Privacy Challenges in Meta-Learning: An Investigation on Model-Agnostic Meta-Learning
Mina Rafiei, Mohammadmahdi Maheri, Hamid R. Rabiee
TL;DR
The paper investigates privacy risks in Model-Agnostic Meta-Learning (MAML) under a distributed setting where task-learners share gradients with a meta-learner. It demonstrates that shared gradients can encode information about both the task-specific support and query data, enabling two passive membership inference attacks on these data components. It introduces four noise-injection strategies and evaluates them against MNIST and Fashion-MNIST in a few-shot MAML setup, showing that carefully chosen noise can reduce attack success while preserving learning performance.

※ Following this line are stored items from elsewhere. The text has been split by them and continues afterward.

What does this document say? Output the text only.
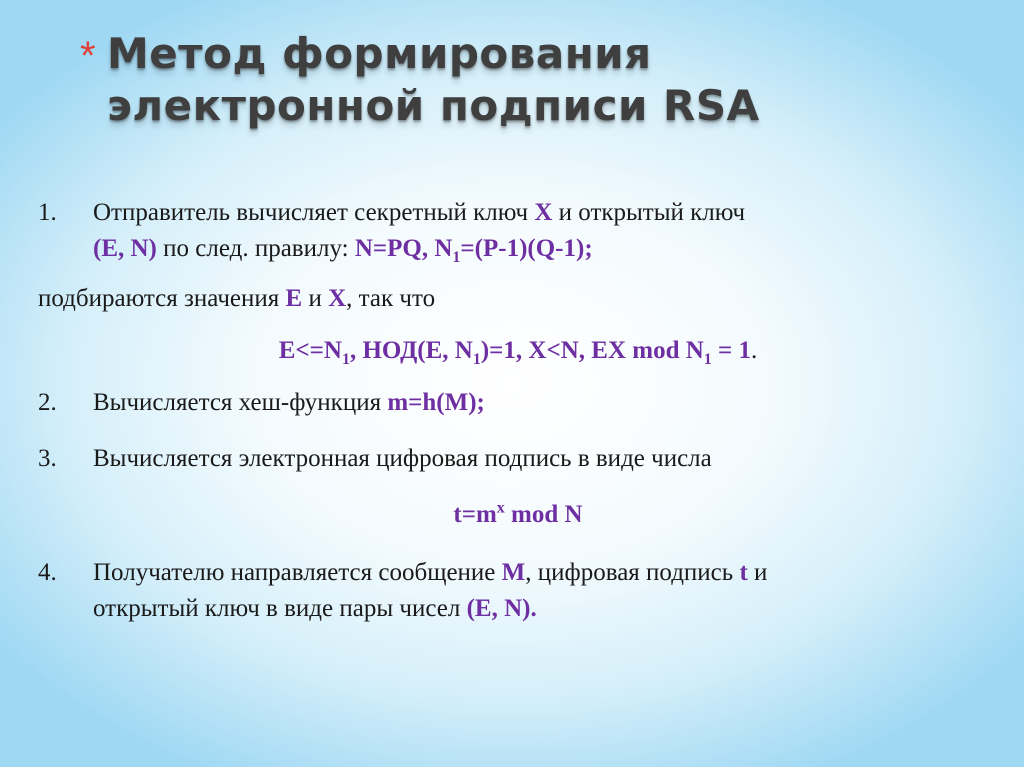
* Метод формирования
электронной подписи RSA
1.	Отправитель вычисляет секретный ключ X и открытый ключ
(E, N) по след. правилу: N=PQ, $N_1=(P-1)(Q-1)$;
подбираются значения E и X, так что
$E<=N_1$, НОД(E, $N_1)=1$, X<N, EX mod $N_1 = 1$.
2.	Вычисляется хеш-функция m=h(M);
3.	Вычисляется электронная цифровая подпись в виде числа
$t=m^x$ mod N
4.	Получателю направляется сообщение M, цифровая подпись t и
открытый ключ в виде пары чисел (E, N).
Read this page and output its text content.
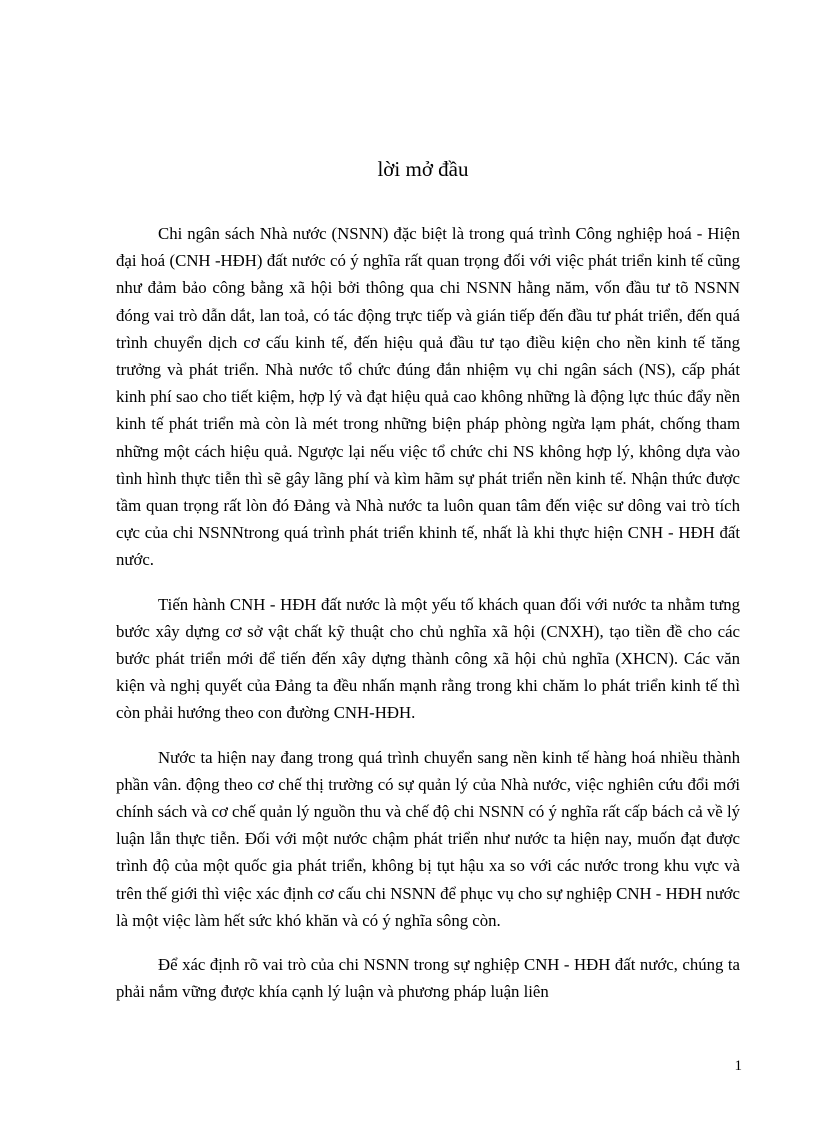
lời mở đầu

Chi ngân sách Nhà nước (NSNN) đặc biệt là trong quá trình Công nghiệp hoá - Hiện đại hoá (CNH -HĐH) đất nước có ý nghĩa rất quan trọng đối với việc phát triển kinh tế cũng như đảm bảo công bằng xã hội bởi thông qua chi NSNN hằng năm, vốn đầu tư tõ NSNN đóng vai trò dẫn dắt, lan toả, có tác động trực tiếp và gián tiếp đến đầu tư phát triển, đến quá trình chuyển dịch cơ cấu kinh tế, đến hiệu quả đầu tư tạo điều kiện cho nền kinh tế tăng trưởng và phát triển. Nhà nước tổ chức đúng đắn nhiệm vụ chi ngân sách (NS), cấp phát kinh phí sao cho tiết kiệm, hợp lý và đạt hiệu quả cao không những là động lực thúc đẩy nền kinh tế phát triển mà còn là mét trong những biện pháp phòng ngừa lạm phát, chống tham những một cách hiệu quả. Ngược lại nếu việc tổ chức chi NS không hợp lý, không dựa vào tình hình thực tiễn thì sẽ gây lãng phí và kìm hãm sự phát triển nền kinh tế. Nhận thức được tầm quan trọng rất lòn đó Đảng và Nhà nước ta luôn quan tâm đến việc sư dông vai trò tích cực của chi NSNNtrong quá trình phát triển khinh tế, nhất là khi thực hiện CNH - HĐH đất nước.

Tiến hành CNH - HĐH đất nước là một yếu tố khách quan đối với nước ta nhằm tưng bước xây dựng cơ sở vật chất kỹ thuật cho chủ nghĩa xã hội (CNXH), tạo tiền đề cho các bước phát triển mới để tiến đến xây dựng thành công xã hội chủ nghĩa (XHCN). Các văn kiện và nghị quyết của Đảng ta đều nhấn mạnh rằng trong khi chăm lo phát triển kinh tế thì còn phải hướng theo con đường CNH-HĐH.

Nước ta hiện nay đang trong quá trình chuyển sang nền kinh tế hàng hoá nhiều thành phần vân. động theo cơ chế thị trường có sự quản lý của Nhà nước, việc nghiên cứu đổi mới chính sách và cơ chế quản lý nguồn thu và chế độ chi NSNN có ý nghĩa rất cấp bách cả về lý luận lẫn thực tiễn. Đối với một nước chậm phát triển như nước ta hiện nay, muốn đạt được trình độ của một quốc gia phát triển, không bị tụt hậu xa so với các nước trong khu vực và trên thế giới thì việc xác định cơ cấu chi NSNN để phục vụ cho sự nghiệp CNH - HĐH nước là một việc làm hết sức khó khăn và có ý nghĩa sông còn.

Để xác định rõ vai trò của chi NSNN trong sự nghiệp CNH - HĐH đất nước, chúng ta phải nắm vững được khía cạnh lý luận và phương pháp luận liên

1
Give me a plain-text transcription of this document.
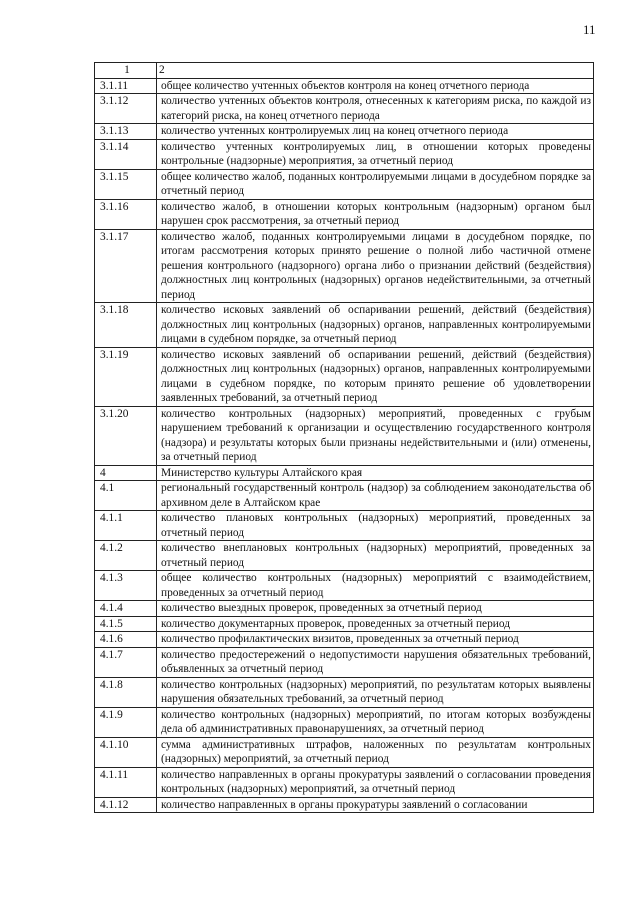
11
1	2
3.1.11	общее количество учтенных объектов контроля на конец отчетного периода
3.1.12	количество учтенных объектов контроля, отнесенных к категориям риска, по каждой из категорий риска, на конец отчетного периода
3.1.13	количество учтенных контролируемых лиц на конец отчетного периода
3.1.14	количество учтенных контролируемых лиц, в отношении которых проведены контрольные (надзорные) мероприятия, за отчетный период
3.1.15	общее количество жалоб, поданных контролируемыми лицами в досудебном порядке за отчетный период
3.1.16	количество жалоб, в отношении которых контрольным (надзорным) органом был нарушен срок рассмотрения, за отчетный период
3.1.17	количество жалоб, поданных контролируемыми лицами в досудебном порядке, по итогам рассмотрения которых принято решение о полной либо частичной отмене решения контрольного (надзорного) органа либо о признании действий (бездействия) должностных лиц контрольных (надзорных) органов недействительными, за отчетный период
3.1.18	количество исковых заявлений об оспаривании решений, действий (бездействия) должностных лиц контрольных (надзорных) органов, направленных контролируемыми лицами в судебном порядке, за отчетный период
3.1.19	количество исковых заявлений об оспаривании решений, действий (бездействия) должностных лиц контрольных (надзорных) органов, направленных контролируемыми лицами в судебном порядке, по которым принято решение об удовлетворении заявленных требований, за отчетный период
3.1.20	количество контрольных (надзорных) мероприятий, проведенных с грубым нарушением требований к организации и осуществлению государственного контроля (надзора) и результаты которых были признаны недействительными и (или) отменены, за отчетный период
4	Министерство культуры Алтайского края
4.1	региональный государственный контроль (надзор) за соблюдением законодательства об архивном деле в Алтайском крае
4.1.1	количество плановых контрольных (надзорных) мероприятий, проведенных за отчетный период
4.1.2	количество внеплановых контрольных (надзорных) мероприятий, проведенных за отчетный период
4.1.3	общее количество контрольных (надзорных) мероприятий с взаимодействием, проведенных за отчетный период
4.1.4	количество выездных проверок, проведенных за отчетный период
4.1.5	количество документарных проверок, проведенных за отчетный период
4.1.6	количество профилактических визитов, проведенных за отчетный период
4.1.7	количество предостережений о недопустимости нарушения обязательных требований, объявленных за отчетный период
4.1.8	количество контрольных (надзорных) мероприятий, по результатам которых выявлены нарушения обязательных требований, за отчетный период
4.1.9	количество контрольных (надзорных) мероприятий, по итогам которых возбуждены дела об административных правонарушениях, за отчетный период
4.1.10	сумма административных штрафов, наложенных по результатам контрольных (надзорных) мероприятий, за отчетный период
4.1.11	количество направленных в органы прокуратуры заявлений о согласовании проведения контрольных (надзорных) мероприятий, за отчетный период
4.1.12	количество направленных в органы прокуратуры заявлений о согласовании
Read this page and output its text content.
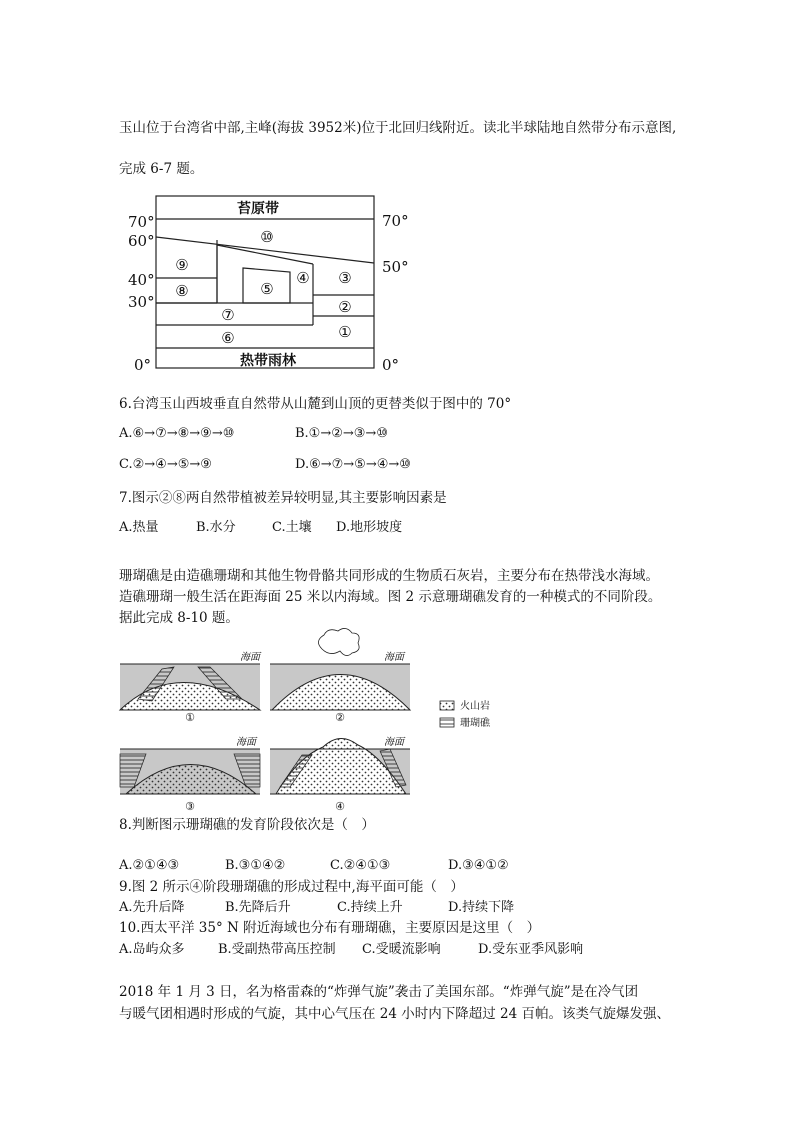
玉山位于台湾省中部,主峰(海拔 3952米)位于北回归线附近。读北半球陆地自然带分布示意图,

完成 6-7 题。

苔原带
热带雨林
70°
60°
40°
30°
0°
70°
50°
0°
⑩
⑨
⑧	⑤
④ ③
②
⑦
⑥	①

6.台湾玉山西坡垂直自然带从山麓到山顶的更替类似于图中的 70°

A.⑥→⑦→⑧→⑨→⑩	B.①→②→③→⑩
C.②→④→⑤→⑨	D.⑥→⑦→⑤→④→⑩

7.图示②⑧两自然带植被差异较明显,其主要影响因素是

A.热量	B.水分	C.土壤 D.地形坡度

珊瑚礁是由造礁珊瑚和其他生物骨骼共同形成的生物质石灰岩，主要分布在热带浅水海域。

造礁珊瑚一般生活在距海面 25 米以内海域。图 2 示意珊瑚礁发育的一种模式的不同阶段。

据此完成 8-10 题。

海面
①
海面
②
海面
③
海面
④
火山岩
珊瑚礁

8.判断图示珊瑚礁的发育阶段依次是（　）

A.②①④③	B.③①④②	C.②④①③	D.③④①②

9.图 2 所示④阶段珊瑚礁的形成过程中,海平面可能（　）

A.先升后降	B.先降后升	C.持续上升	D.持续下降

10.西太平洋 35° N 附近海域也分布有珊瑚礁，主要原因是这里（　）

A.岛屿众多	B.受副热带高压控制 C.受暖流影响	D.受东亚季风影响

2018 年 1 月 3 日，名为格雷森的“炸弹气旋”袭击了美国东部。“炸弹气旋”是在冷气团

与暖气团相遇时形成的气旋，其中心气压在 24 小时内下降超过 24 百帕。该类气旋爆发强、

Overall, the work provides a first in-depth analysis of gradient-based privacy leakage in MAML, offers practical defense mechanisms, and highlights architecture-dependent leakage characteristics that warrant further robustness research.
Abstract
Meta-learning involves multiple learners, each dedicated to specific tasks, collaborating in a data-constrained setting. In current meta-learning methods, task learners locally learn models from sensitive data, termed support sets. These task learners subsequently share model-related information, such as gradients or loss values, which is computed using another part of the data termed query set, with a meta-learner. The meta-learner employs this information to update its meta-knowledge. Despite the absence of explicit data sharing, privacy concerns persist. This paper examines potential data leakage in a prominent metalearning algorithm, specifically Model-Agnostic Meta-Learning (MAML). In MAML, gradients are shared between the metalearner and task-learners. The primary objective is to scrutinize the gradient and the information it encompasses about the task dataset. Subsequently, we endeavor to propose membership inference attacks targeting the task dataset containing support and query sets. Finally, we explore various noise injection methods designed to safeguard the privacy of task data and thwart potential attacks. Experimental results demonstrate the effectiveness of these attacks on MAML and the efficacy of proper noise injection methods in countering them.